- Education: Oxford University, London University
- Occupations: General Practitioner, Historian
- Spouse: Debbie
- Children: Dan, Lottie
- Writing career
- Genre: History
- Subjects: World War I, World War II

= Prit Buttar =

British general practitioner and writer

Prit Buttar is a British general practitioner and writer. He has written twelve history books on the eastern fronts of World War I and World War II, and two novels. Buttar was a senior partner at Abingdon Surgery until he moved to Scotland in late 2017.

==Career==
Buttar studied medicine at Oxford University and London University, and served in the British Army as a surgeon and medical officer for five years. He later worked in Bristol as a general practitioner (GP). Buttar worked as a GP in Abingdon-on-Thames from 2000 to 2017 and served on the GP's Committee of the British Medical Association. He is Chairman of the Oxfordshire Local Medical Committee.

Buttar's first book, Battleground Prussia, was inspired by one of his patients. The 83-year-old patient recalled stories about her life as a nurse in East Prussia and her escape from the Red Army near the end of World War II. Buttar spent 8 years writing the book. His second book, Between Giants, is a study of the battles for the Baltics in WWII, and explores the experiences of people from Lithuania, Latvia, and Estonia.
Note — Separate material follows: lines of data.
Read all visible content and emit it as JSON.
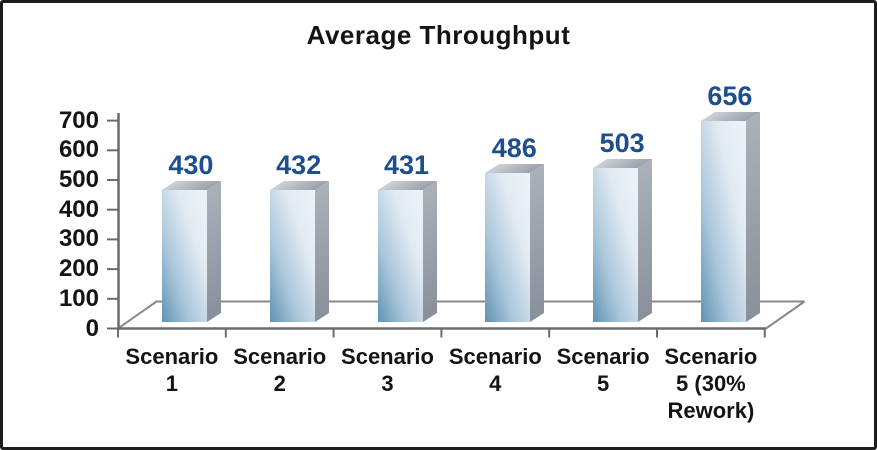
{
  "frame": {
    "background": "#ffffff",
    "border_color": "#1c1c1c"
  },
  "chart_data": {
    "type": "bar",
    "projection": "3d",
    "title": "Average Throughput",
    "categories": [
      "Scenario 1",
      "Scenario 2",
      "Scenario 3",
      "Scenario 4",
      "Scenario 5",
      "Scenario 5 (30% Rework)"
    ],
    "category_label_lines": [
      [
        "Scenario",
        "1"
      ],
      [
        "Scenario",
        "2"
      ],
      [
        "Scenario",
        "3"
      ],
      [
        "Scenario",
        "4"
      ],
      [
        "Scenario",
        "5"
      ],
      [
        "Scenario",
        "5 (30%",
        "Rework)"
      ]
    ],
    "values": [
      430,
      432,
      431,
      486,
      503,
      656
    ],
    "value_labels": [
      "430",
      "432",
      "431",
      "486",
      "503",
      "656"
    ],
    "xlabel": "",
    "ylabel": "",
    "ylim": [
      0,
      700
    ],
    "yticks": [
      0,
      100,
      200,
      300,
      400,
      500,
      600,
      700
    ],
    "grid": false,
    "legend": false
  },
  "colors": {
    "title_text": "#141414",
    "axis_text": "#141414",
    "value_label": "#1f4e8f",
    "axis_line": "#6b6b6b",
    "floor_line": "#898989",
    "bar_front_dark": "#5f93b2",
    "bar_front_mid": "#aac6da",
    "bar_front_light": "#e2ebf3",
    "bar_front_lightest": "#eef3f8",
    "bar_side_top": "#abb1b9",
    "bar_side_bottom": "#89909b",
    "bar_top_light": "#cdd1d7",
    "bar_top_dark": "#9aa0a9"
  }
}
His third book, Collision of Empires, is a study of the Eastern Front of World War I. It is the first of a four volume series. Before writing the book, Buttar spent a year studying archives in Berlin, Vienna, and Freiberg. With the help of another historian, the multi-lingual Buttar was able to translate the German archives. The second book of the series, Germany Ascendant: The Eastern Front 1915, was released in 2015.
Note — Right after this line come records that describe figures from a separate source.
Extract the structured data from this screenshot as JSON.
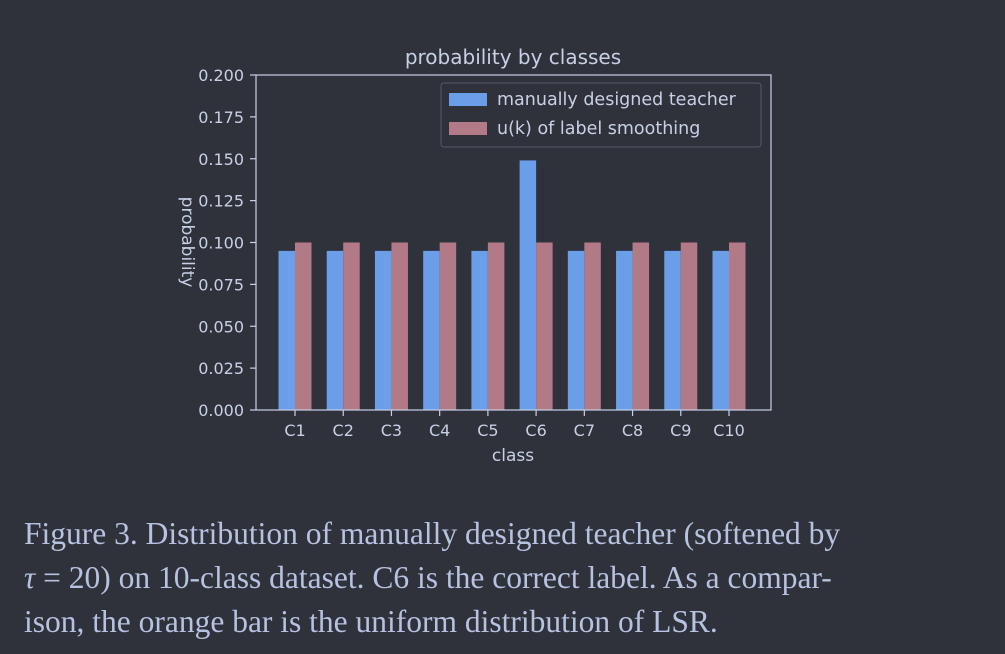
{
  "colors": {
    "background": "#2f323b",
    "axis": "#c8d0e6",
    "text": "#c8d0e6",
    "caption_text": "#b7c1e0",
    "series_teacher": "#6a9ee8",
    "series_lsr": "#b27a86",
    "legend_border": "#54596a"
  },
  "chart_data": {
    "type": "bar",
    "title": "probability by classes",
    "xlabel": "class",
    "ylabel": "probability",
    "categories": [
      "C1",
      "C2",
      "C3",
      "C4",
      "C5",
      "C6",
      "C7",
      "C8",
      "C9",
      "C10"
    ],
    "series": [
      {
        "name": "manually designed teacher",
        "color": "#6a9ee8",
        "values": [
          0.095,
          0.095,
          0.095,
          0.095,
          0.095,
          0.149,
          0.095,
          0.095,
          0.095,
          0.095
        ]
      },
      {
        "name": "u(k) of label smoothing",
        "color": "#b27a86",
        "values": [
          0.1,
          0.1,
          0.1,
          0.1,
          0.1,
          0.1,
          0.1,
          0.1,
          0.1,
          0.1
        ]
      }
    ],
    "ylim": [
      0,
      0.2
    ],
    "yticks": [
      "0.000",
      "0.025",
      "0.050",
      "0.075",
      "0.100",
      "0.125",
      "0.150",
      "0.175",
      "0.200"
    ],
    "grid": false,
    "legend_position": "top-right"
  },
  "caption": {
    "line1": "Figure 3. Distribution of manually designed teacher (softened by",
    "tau": "τ",
    "line2_rest": " = 20) on 10-class dataset. C6 is the correct label. As a compar-",
    "line3": "ison, the orange bar is the uniform distribution of LSR."
  }
}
In 2023, Buttar appeared on the history-centered podcast, Out of the Box with Jonathan Russo.

==Personal life==
Buttar is of Indian descent. He is married to Debbie, an army nurse. They have two children.

==Published works==
- Battleground Prussia: The Assault on Germany's Eastern Front 1944–45. 2010. Osprey Publishing. ISBN 9781849081900
- Between Giants: The Battle for the Baltics in World War II. 2013. Osprey Publishing. ISBN 9781780961637
- Collision of Empires: The War on the Eastern Front in 1914. 2014. Osprey Publishing. ISBN 9781782006480
- Germany Ascendant: The Eastern Front 1915. 2015. Osprey Publishing. ISBN 9781472807953
- Russia's Last Gasp: The Eastern Front 1916-17. 2016. Osprey Publishing. ISBN 9781472812766
- The Splintered Empires: The Eastern Front 1917–21. 2017. Osprey Publishing. ISBN 9781472819857
- On a Knife's Edge: The Ukraine, November 1942–March 1943. 2018. Osprey Publishing. ISBN 9781472828347
- Retribution: The Soviet Reconquest of Central Ukraine, 1943. 2019. Osprey Publishing. ISBN 9781472835321
- The Reckoning: The Defeat of Army Group South, 1944. 2020. Osprey Publishing. ISBN 9781472837912
- Meat Grinder: The Battles for the Rzhev Salient, 1942–43. 2022. Osprey Publishing. ISBN 9781472851819
- Centuries Will Not Suffice: A History of the Lithuanian Holocaust. 2023. Amberley Publishing. ISBN 9781398115156
- To Besiege a City: Leningrad 1941–42. 2023. Osprey Publishing. ISBN 9781472856555
- Hero City: Leningrad 1943–44. 2024. Osprey Publishing. ISBN 9781472856616
- Bagration 1944: The Great Soviet Offensive. 2025. Osprey Publishing. ISBN 9781472863515
- Into the Reich: The Red Army’s advance to the Oder in 1945. 2025. Osprey Publishing. ISBN 9781472866998
- Berlin: Endgame 1945. 2026. Osprey Publishing. ISBN 9781472869661
- Warsaw: A City at War, 1939–45 (with Ms Lottie Taylor). 2026. Osprey Publishing. ISBN 9781472873408

===Fiction===

- There Stood A Soldier: A Novel of Stalingrad. 2017. Lulu Press. ISBN 9781411656390
- Old Friends: A story of love. 2017. Amazon Publishing.